Unfortunately, these programs typically permit little customization and contain provisions which tie the business to the firm.

The good news for advisors who have reached this point in their career is that options exist outside of the firms’ programs. So before signing on the dotted line, advisors should consider the future of their business, as well as the best way to ensure their own financial security.

As a starting point, advisors should ask themselves the following questions:

Do I want to leave my legacy at my current firm? 

The answer for some is an unequivocal “yes”, since it is the least disruptive and lowest risk option. Also, for advisors who have spent a career at a firm, loyalty and continuity are often cited as reasons for choosing to stay the course. Others feel that their firm has changed so much, they no longer believe it is the right place to leave their business and clients. These advisors will perform due diligence on other industry options to determine if making a move could represent a substantial uptick.

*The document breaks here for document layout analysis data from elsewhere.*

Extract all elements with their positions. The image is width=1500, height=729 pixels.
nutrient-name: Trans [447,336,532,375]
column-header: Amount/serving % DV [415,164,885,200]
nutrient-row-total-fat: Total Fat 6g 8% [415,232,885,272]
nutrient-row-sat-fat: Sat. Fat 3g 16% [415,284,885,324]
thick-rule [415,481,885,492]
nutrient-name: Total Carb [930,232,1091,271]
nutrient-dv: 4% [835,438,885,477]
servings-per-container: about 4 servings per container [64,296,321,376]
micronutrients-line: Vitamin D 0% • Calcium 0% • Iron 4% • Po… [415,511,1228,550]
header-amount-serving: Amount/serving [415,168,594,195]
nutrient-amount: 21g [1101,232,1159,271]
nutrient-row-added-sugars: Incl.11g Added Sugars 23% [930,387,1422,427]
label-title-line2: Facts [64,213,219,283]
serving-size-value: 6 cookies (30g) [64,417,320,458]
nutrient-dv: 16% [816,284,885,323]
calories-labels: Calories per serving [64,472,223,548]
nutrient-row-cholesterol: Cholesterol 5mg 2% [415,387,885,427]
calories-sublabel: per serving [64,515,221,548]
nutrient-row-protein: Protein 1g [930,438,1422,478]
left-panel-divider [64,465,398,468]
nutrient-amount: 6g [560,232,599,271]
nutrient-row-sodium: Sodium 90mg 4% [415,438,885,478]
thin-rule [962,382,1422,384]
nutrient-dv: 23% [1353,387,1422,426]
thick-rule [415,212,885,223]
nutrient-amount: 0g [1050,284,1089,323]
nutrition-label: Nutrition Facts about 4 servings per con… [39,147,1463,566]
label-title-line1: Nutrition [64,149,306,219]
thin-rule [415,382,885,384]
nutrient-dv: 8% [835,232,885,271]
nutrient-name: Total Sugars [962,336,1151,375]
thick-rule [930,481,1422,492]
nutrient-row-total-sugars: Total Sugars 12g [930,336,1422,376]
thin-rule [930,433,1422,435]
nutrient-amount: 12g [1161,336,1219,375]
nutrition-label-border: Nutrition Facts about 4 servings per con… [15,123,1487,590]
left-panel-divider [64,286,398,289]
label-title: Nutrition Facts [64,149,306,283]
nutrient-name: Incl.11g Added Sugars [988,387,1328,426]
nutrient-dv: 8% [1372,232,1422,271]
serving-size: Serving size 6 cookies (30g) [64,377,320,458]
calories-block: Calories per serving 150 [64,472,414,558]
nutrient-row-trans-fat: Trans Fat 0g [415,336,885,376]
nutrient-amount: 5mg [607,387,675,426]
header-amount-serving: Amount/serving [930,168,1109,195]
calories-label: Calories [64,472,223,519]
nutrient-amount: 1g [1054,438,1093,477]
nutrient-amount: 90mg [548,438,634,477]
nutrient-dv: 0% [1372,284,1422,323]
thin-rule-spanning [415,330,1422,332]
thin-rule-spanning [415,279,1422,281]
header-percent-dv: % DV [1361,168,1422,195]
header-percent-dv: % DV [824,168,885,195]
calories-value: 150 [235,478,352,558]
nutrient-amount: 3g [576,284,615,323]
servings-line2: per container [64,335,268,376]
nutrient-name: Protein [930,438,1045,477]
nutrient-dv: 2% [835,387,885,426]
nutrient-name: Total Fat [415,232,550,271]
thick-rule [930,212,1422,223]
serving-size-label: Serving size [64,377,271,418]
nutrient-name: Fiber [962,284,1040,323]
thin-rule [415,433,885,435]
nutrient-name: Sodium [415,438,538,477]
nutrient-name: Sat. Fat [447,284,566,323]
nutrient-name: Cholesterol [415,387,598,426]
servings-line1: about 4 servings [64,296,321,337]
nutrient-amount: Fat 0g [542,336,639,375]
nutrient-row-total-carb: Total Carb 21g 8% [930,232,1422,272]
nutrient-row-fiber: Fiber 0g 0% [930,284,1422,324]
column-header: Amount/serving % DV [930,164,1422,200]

Do I have a team or have I identified a successor that I feel comfortable entrusting my clients to? 

Many retiring advisors struggle to find the right next generation for the business within their office. Oftentimes a different investment approach, style or work ethic will derail a potential teaming arrangement that looks good on paper, but in practice just doesn’t feel right. If a retiring advisor cannot find the right person within his/her own office, this will often prompt the advisor to look outside the firm to exponentially increase the number of potential “suitors”.

Do the economics work?  Do I feel I am getting fair value for the business and is it sufficient to support my needs for retirement? 

Although all of the major firms have enhanced their retiring advisor sunset programs, these programs pay an advisor substantially less than a transition deal from a wirehouse would, and less than what an advisor would receive by selling a business on the open market. That said, if an advisor feels that his firm is the best place for the business and clients, then retiring from the current firm – and in effect accepting a “lower valuation” – makes sense and provides the benefits of continuity and stability. Conversely, if an advisor feels that the firm is no longer the right home, then it is possible to achieve better economics by making a well-timed move prior to retirement.

I’m ready to “ride off into the sunset”…what’s next?

Even for advisors who answered “yes” to the above questions and anticipate that retiring from their current firm is the right choice, there are still some things to consider.

  1. In order to be eligible for a wirehouse retirement plan you typically need to have formed a team at least 3 years prior to your intended retirement.
  2. Payout to the retiring advisor generally extends, on a declining basis, for 3 to 5 years. The funds to buy out a retiring advisor’s business essentially come from the team’s production. Although the firm may advance or backstop these payments, it is not paying for the book.
  3. Wirehouse retirement plans allow for little flexibility or customization, and family teams often find the rules restrictive. Often family teams will opt out of the firm’s sunset program and the retiring advisor will simply assign the book to the junior partner/heir apparent and establish a side financial agreement. In this arrangement, the book remains entirely portable since there are no strings attached to the firm.
  4. Retiring advisor agreements contain language that ties the business to the firm, typically for 3 to 5 years following the retirement date. These retirement agreements trump the Broker Protocol, effectively binding the retired advisor’s business for several years and in effect eliminating options for the team until the agreement is up. Advisors who choose to leave the firm before the agreement has expired will face penalties.

If after careful consideration an advisor determines that leaving his legacy at the current firm is not the right solution, then moving prior to retirement will be necessary. If an advisor plans to work for at least 5 years post move, there is the opportunity to move to a wirehouse or regional firm, earn an aggressive transition deal and then retire under the new firm’s sunset program—effectively moving once and monetizing the business twice. Alternatively, for those advisors or teams with entrepreneurial DNA, moving to an independent model and selling the business upon retirement is a viable solution which yields attractive economics and the tax benefits of business ownership.


At the end of the day, there are many different ways an advisor can approach succession planning and multiple avenues that can ensure clients are protected, while the value of the business is maximized. The key however, is to start thinking about retirement planning well in advance of an intended retirement date and being strategic and thoughtful in considering all of the options, both inside and outside the current firm.